Rose
Diese Busreise wird so schnell niemand vergessen!
«Rose» stellt eine neurodiverse Frau in den Mittelpunkt seiner Erzählung und leistet somit einen längst überfälligen Beitrag zur Sichtbarkeit dieser Menschen im Kino. Dem dänischen Regisseur gelingt mit seinem Drama ein einfühlsamer, mutiger und unterhaltsamer Beitrag zur Debatte.
Rose | Synopsis
Als Inger ihre Schwester Ellen und deren Mann Vagn auf einen Kurztrip nach Paris begleitet, läuft nicht alles nach Plan. Inger fällt unter den anderen Reisenden auf. Offen erklärt sie ihre psychologische Situation: sie ist schizophren. Dies zeigt sich vor allem in ihrer Unverblümtheit, die nicht allen gefällt. Schnell gerät die Familie zwischen Unverständnis und Vorurteile. Inger verwickelt die kleine Reisegruppe in ihr ganz eigenes Abenteuer, dass sie schon bald vor die Wohnungstür einer verschollenen Liebe führt.
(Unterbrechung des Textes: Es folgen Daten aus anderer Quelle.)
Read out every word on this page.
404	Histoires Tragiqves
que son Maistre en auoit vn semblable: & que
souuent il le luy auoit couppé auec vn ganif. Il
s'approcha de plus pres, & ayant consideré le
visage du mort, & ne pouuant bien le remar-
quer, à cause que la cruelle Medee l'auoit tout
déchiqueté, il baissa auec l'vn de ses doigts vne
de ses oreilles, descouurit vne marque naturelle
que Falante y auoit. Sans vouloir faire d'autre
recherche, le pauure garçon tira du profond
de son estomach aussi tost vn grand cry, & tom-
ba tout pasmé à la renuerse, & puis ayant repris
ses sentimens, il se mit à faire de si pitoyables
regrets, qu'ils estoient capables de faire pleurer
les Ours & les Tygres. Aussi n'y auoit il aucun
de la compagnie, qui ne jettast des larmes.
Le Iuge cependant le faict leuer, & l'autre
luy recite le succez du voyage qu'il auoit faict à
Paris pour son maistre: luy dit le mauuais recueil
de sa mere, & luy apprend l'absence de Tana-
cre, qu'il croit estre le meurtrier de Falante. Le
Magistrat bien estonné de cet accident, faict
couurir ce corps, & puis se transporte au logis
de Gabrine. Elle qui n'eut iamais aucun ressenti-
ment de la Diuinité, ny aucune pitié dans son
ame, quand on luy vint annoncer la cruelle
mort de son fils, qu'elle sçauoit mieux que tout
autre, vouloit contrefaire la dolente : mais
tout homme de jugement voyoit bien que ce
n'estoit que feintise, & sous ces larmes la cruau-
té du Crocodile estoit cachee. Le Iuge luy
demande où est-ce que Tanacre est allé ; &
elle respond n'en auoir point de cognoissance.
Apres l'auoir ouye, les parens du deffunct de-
Niels Arden Oplev ist einer der national und international bekanntesten Regisseure Dänemarks. Nach seinem Abschluss an der Dänischen Filmhochschule im Jahr 1989 wurde sein Spielfilmdebüt «Portland» auf der Berlinale 1996 für den Goldenen Bären nominiert. Einige Filme später kehrte er zur Berlinale zurück und gewann 2006 mit «We Shall Overcome» den Gläsernen Bären. Der internationale Durchbruch gelang ihm 2009 mit „Verblendung“, der einen BAFTA für den besten internationalen Film gewann.
Rezension
Von Madeleine Hirsiger
Inger ist eine erwachsene Frau, die in einem Heim lebt. Sie ist psychisch krank und leidet seit langem an Schizophrenie, eine bis heute schwer zu ergründende Krankheit. In Ingers Fall war es wohl das plötzliche Ende einer Liebesbeziehung in Paris, den sie als junge Frau schockartig erlebt hat und der ihr grossen seelischen Schaden zugefügt hat – nur weiss das niemand. 1997 hatte man diese Möglichkeit wohl noch nicht auf dem Radar. Die Geschichte beginnt damit, dass Inger nach Paris fahren will, mit einem alten Brief von ihrem damaligen Liebhaber in der Tasche. Ihre Schwester und deren Mann begleiten sie fürsorglich. Die Busreise wird aber schon bald zur Herausforderung, denn Inger kann gegen alles, was ihr nicht genehm ist, heftig reagieren: Entweder droht sie, jemanden aus der Reisegruppe zu strangulieren, oder sie fragt den nervigen Familienvater, der sie ununterbrochen anstarrt: «Wollen sie mich ficken?» Der findet, diese Frau sei für die Reisegruppe eine Zumutung. Dafür hätten sie nicht bezahlt.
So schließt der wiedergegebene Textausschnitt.